O ex-embaixador de Portugal em Madrid acredita que o novo governo de Pedro Sánchez "pode não durar os quatro anos". Em declarações à Renascença, António Martins da Cruz diz que a recondução do primeiro-ministro abriu grandes fissuras na unidade nacional em Espanha, que está "totalmente polarizada".
O antigo ministro dos Negócios Estrangeiros não vê com bons olhos o futuro do governo de Espanha, com a reeleição de Pedro Sánchez. O líder do PSOE teve o apoio do Somar e dos partidos independentistas da Catalunha, quase seis meses depois da dissolução do parlamento espanhol, a 29 de maio.

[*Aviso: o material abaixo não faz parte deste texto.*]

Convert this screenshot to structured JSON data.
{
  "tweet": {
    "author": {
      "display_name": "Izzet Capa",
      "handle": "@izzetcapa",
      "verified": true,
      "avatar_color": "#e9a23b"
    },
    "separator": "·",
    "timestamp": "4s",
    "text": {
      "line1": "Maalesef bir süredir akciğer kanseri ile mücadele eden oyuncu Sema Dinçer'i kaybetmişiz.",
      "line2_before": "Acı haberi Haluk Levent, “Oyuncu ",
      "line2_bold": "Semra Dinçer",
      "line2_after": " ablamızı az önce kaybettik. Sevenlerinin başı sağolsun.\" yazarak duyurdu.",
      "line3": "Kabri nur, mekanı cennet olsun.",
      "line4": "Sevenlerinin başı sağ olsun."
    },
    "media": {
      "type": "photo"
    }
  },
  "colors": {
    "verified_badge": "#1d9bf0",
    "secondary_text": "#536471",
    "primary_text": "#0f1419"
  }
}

As negociações para obter o apoio necessário obrigaram Sánchez a fazer várias cedências, entre elas uma amnistia aos condenados pelo referendo na Catalunha.
Essa questão, considera Martins da Cruz, abre sérios precedentes, a começar pela independência das regiões autónomas. "A perspetiva de que esta movimentação possa levar a futuras independências, ou da Catalunha ou do País Basco - que eu não desejo para os espanhóis - mas que seriam extremamente negativas para Portugal", diz o antigo embaixador.

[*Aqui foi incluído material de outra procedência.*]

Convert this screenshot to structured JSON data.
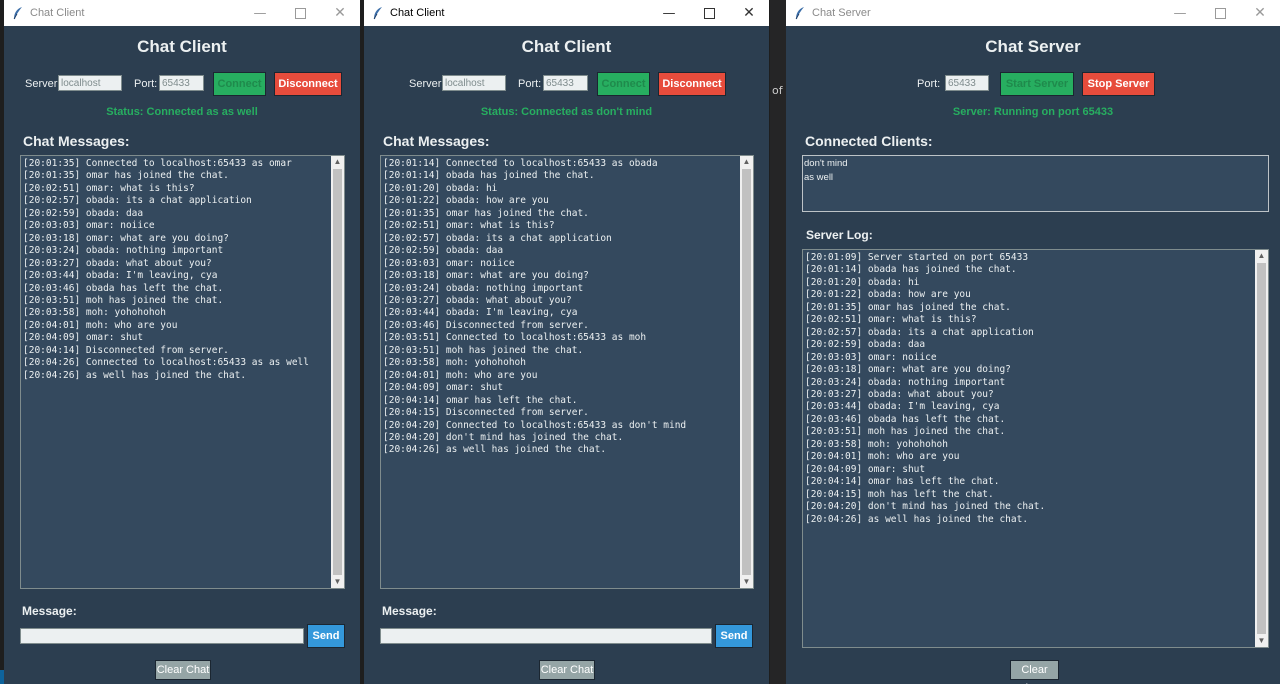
{
  "background": {
    "fragment_text": "of"
  },
  "client1": {
    "window_title": "Chat Client",
    "heading": "Chat Client",
    "server_label": "Server:",
    "server_value": "localhost",
    "port_label": "Port:",
    "port_value": "65433",
    "connect_label": "Connect",
    "disconnect_label": "Disconnect",
    "status": "Status: Connected as as well",
    "messages_label": "Chat Messages:",
    "log": "[20:01:35] Connected to localhost:65433 as omar\n[20:01:35] omar has joined the chat.\n[20:02:51] omar: what is this?\n[20:02:57] obada: its a chat application\n[20:02:59] obada: daa\n[20:03:03] omar: noiice\n[20:03:18] omar: what are you doing?\n[20:03:24] obada: nothing important\n[20:03:27] obada: what about you?\n[20:03:44] obada: I'm leaving, cya\n[20:03:46] obada has left the chat.\n[20:03:51] moh has joined the chat.\n[20:03:58] moh: yohohohoh\n[20:04:01] moh: who are you\n[20:04:09] omar: shut\n[20:04:14] Disconnected from server.\n[20:04:26] Connected to localhost:65433 as as well\n[20:04:26] as well has joined the chat.",
    "message_label": "Message:",
    "message_value": "",
    "send_label": "Send",
    "clear_label": "Clear Chat"
  },
  "client2": {
    "window_title": "Chat Client",
    "heading": "Chat Client",
    "server_label": "Server:",
    "server_value": "localhost",
    "port_label": "Port:",
    "port_value": "65433",
    "connect_label": "Connect",
    "disconnect_label": "Disconnect",
    "status": "Status: Connected as don't mind",
    "messages_label": "Chat Messages:",
    "log": "[20:01:14] Connected to localhost:65433 as obada\n[20:01:14] obada has joined the chat.\n[20:01:20] obada: hi\n[20:01:22] obada: how are you\n[20:01:35] omar has joined the chat.\n[20:02:51] omar: what is this?\n[20:02:57] obada: its a chat application\n[20:02:59] obada: daa\n[20:03:03] omar: noiice\n[20:03:18] omar: what are you doing?\n[20:03:24] obada: nothing important\n[20:03:27] obada: what about you?\n[20:03:44] obada: I'm leaving, cya\n[20:03:46] Disconnected from server.\n[20:03:51] Connected to localhost:65433 as moh\n[20:03:51] moh has joined the chat.\n[20:03:58] moh: yohohohoh\n[20:04:01] moh: who are you\n[20:04:09] omar: shut\n[20:04:14] omar has left the chat.\n[20:04:15] Disconnected from server.\n[20:04:20] Connected to localhost:65433 as don't mind\n[20:04:20] don't mind has joined the chat.\n[20:04:26] as well has joined the chat.",
    "message_label": "Message:",
    "message_value": "",
    "send_label": "Send",
    "clear_label": "Clear Chat"
  },
  "server": {
    "window_title": "Chat Server",
    "heading": "Chat Server",
    "port_label": "Port:",
    "port_value": "65433",
    "start_label": "Start Server",
    "stop_label": "Stop Server",
    "status": "Server: Running on port 65433",
    "clients_label": "Connected Clients:",
    "clients": "don't mind\nas well",
    "log_label": "Server Log:",
    "log": "[20:01:09] Server started on port 65433\n[20:01:14] obada has joined the chat.\n[20:01:20] obada: hi\n[20:01:22] obada: how are you\n[20:01:35] omar has joined the chat.\n[20:02:51] omar: what is this?\n[20:02:57] obada: its a chat application\n[20:02:59] obada: daa\n[20:03:03] omar: noiice\n[20:03:18] omar: what are you doing?\n[20:03:24] obada: nothing important\n[20:03:27] obada: what about you?\n[20:03:44] obada: I'm leaving, cya\n[20:03:46] obada has left the chat.\n[20:03:51] moh has joined the chat.\n[20:03:58] moh: yohohohoh\n[20:04:01] moh: who are you\n[20:04:09] omar: shut\n[20:04:14] omar has left the chat.\n[20:04:15] moh has left the chat.\n[20:04:20] don't mind has joined the chat.\n[20:04:26] as well has joined the chat.",
    "clear_label": "Clear Log"
  },
  "icons": {
    "app_icon": "feather-icon",
    "minimize": "minimize-icon",
    "maximize": "maximize-icon",
    "close": "close-icon"
  },
  "colors": {
    "window_bg": "#2c3e50",
    "panel_bg": "#34495e",
    "text": "#ecf0f1",
    "status_green": "#27ae60",
    "button_red": "#e74c3c",
    "button_blue": "#3498db",
    "button_gray": "#95a5a6"
  }
}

O diplomata explica que esta perspetiva pode criar a perceção, em "decisores políticos e económicos de outras partes do mundo", de um aumento de "interlocutores internacionais na Península Ibérica e, com isso, debilitar e diminuir a posição e a visibilidade de Portugal".
A instabilidade que a formação de novo governo vai trazer também não é boa para o nosso país, diz António Martins da Cruz.
"É mau por razões geopolíticas, porque se trata do nosso único vizinho. É mau por razões económicas, porque se trata do nosso primeiro mercado. Nós exportamos para Espanha entre 27 e 30% do total das nossas exportações e importamos de Espanha ao ano passado, 32% do total das nossas importações", afirma.
A composição do novo governo vai ser outro problema. As cedências que foram feitas nas negociações deixam Pedro Sánchez numa posição de vulnerabilidade, declara.
"Não se esqueçam que a senhora Diaz (Yolanda Diaz, líder do partido SOMAR), que vai fazer parte da coligação do Governo e que vai ser seguramente a segunda vice presidente do Governo, vem do Partido Comunista Espanhol. Portanto, é uma 'geringonça' com o Partido Comunista no Governo e não no apoio parlamentar, como aconteceu em Portugal. E isto pode trazer consequências à posição da Espanha na Europa, à política externa espanhola. Espero que não traga a relação com Portugal, mas vai obrigar, com certeza o Governo a fazer cedências e a fragilizar a sua posição interna e externamente", remata António Martins da Cruz.